After college Johnny began working the same day as the house pianist for a Pittsburgh radio station and television station providing piano and organ music for many programs, eventually teaming with Fred Rogers to arrange and perform the music heard on Mister Rogers’ Neighborhood for which he served as musical director until his death. He insisted on not playing “baby” music, believing children understood good music and each day, his trio, Carl McVicker Jr. on bass and Bobby Rawsthorne on percussion played live in the studio for the taping.
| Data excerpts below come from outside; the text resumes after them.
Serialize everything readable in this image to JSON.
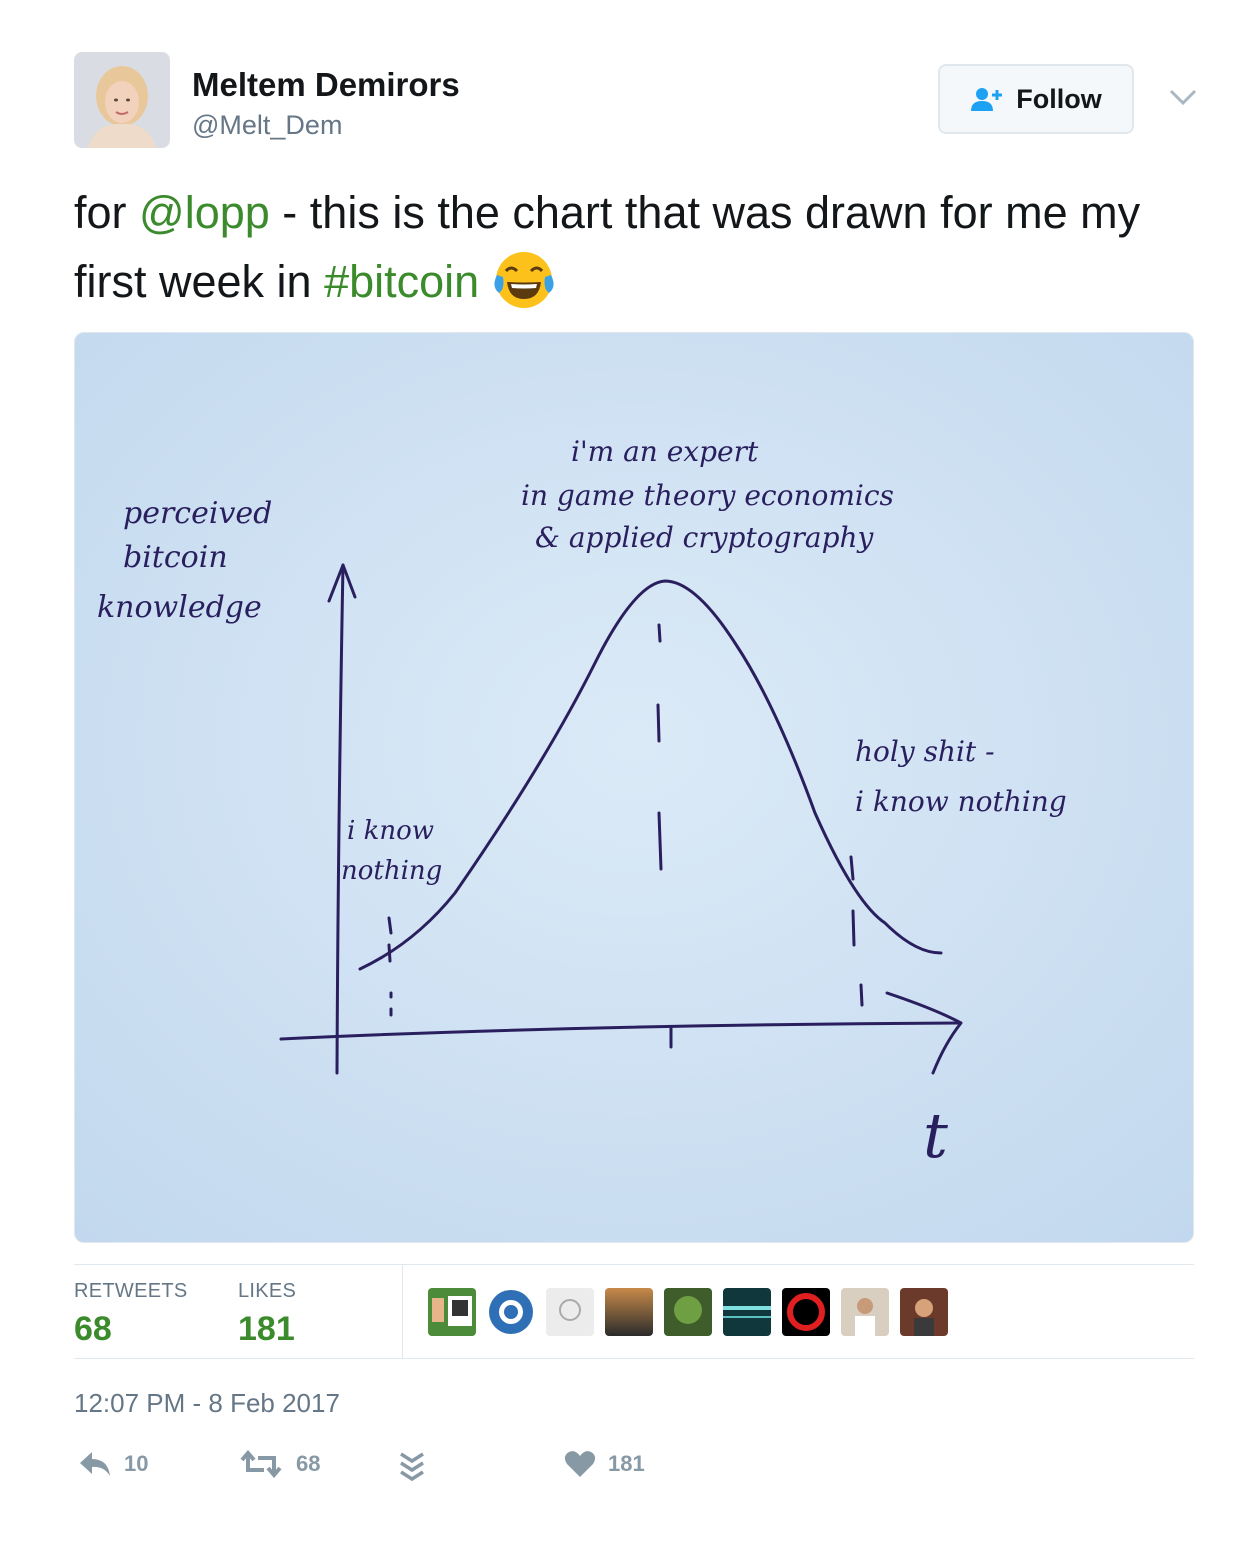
{
  "author": {
    "display_name": "Meltem Demirors",
    "handle": "@Melt_Dem"
  },
  "follow_button": {
    "label": "Follow"
  },
  "tweet": {
    "text_before": "for ",
    "mention": "@lopp",
    "text_middle": " - this is the chart that was drawn for me my first week in ",
    "hashtag": "#bitcoin",
    "emoji": "face-with-tears-of-joy"
  },
  "photo": {
    "y_axis_label": [
      "perceived",
      "bitcoin",
      "knowledge"
    ],
    "peak_label": [
      "i'm an expert",
      "in game theory economics",
      "& applied cryptography"
    ],
    "left_label": [
      "i know",
      "nothing"
    ],
    "right_label": [
      "holy shit -",
      "i know nothing"
    ],
    "x_axis_label": "t"
  },
  "stats": {
    "retweets_label": "RETWEETS",
    "retweets_value": "68",
    "likes_label": "LIKES",
    "likes_value": "181"
  },
  "timestamp": "12:07 PM - 8 Feb 2017",
  "actions": {
    "reply_count": "10",
    "retweet_count": "68",
    "like_count": "181"
  },
  "colors": {
    "link_green": "#3b8a2c",
    "muted": "#657786",
    "border": "#e1e8ed",
    "ink": "#2a1f5e",
    "paper": "#cfe2f3"
  }
}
Costa’s debut recording was The Amazing Johnny Costa, on the Savoy label. He gave up his lucrative career and international recognition to stay near family and friends, resigning as musical director of the Mike Douglas Show to perform only in western Pennsylvania for the remainder of his life. Costa appeared along with guitarist Joe Negri on the 1954 Ken Griffin TV series 67 Melody Lane performing After You’ve Gone and Little Brown Jug, with the latter being accompanied by Ken Griffin at the organ.
Pianist Johnny Costa, given the title “The White Tatum” by jazz legend Art Tatum, passed away of anemia on October 11, 1996, at age 74 in Pittsburgh, Pennsylvania. Much of the music heard on Mr. Rogers’ Neighborhood continued to be his and the show’s closing continued to list Costa as its Musical Director.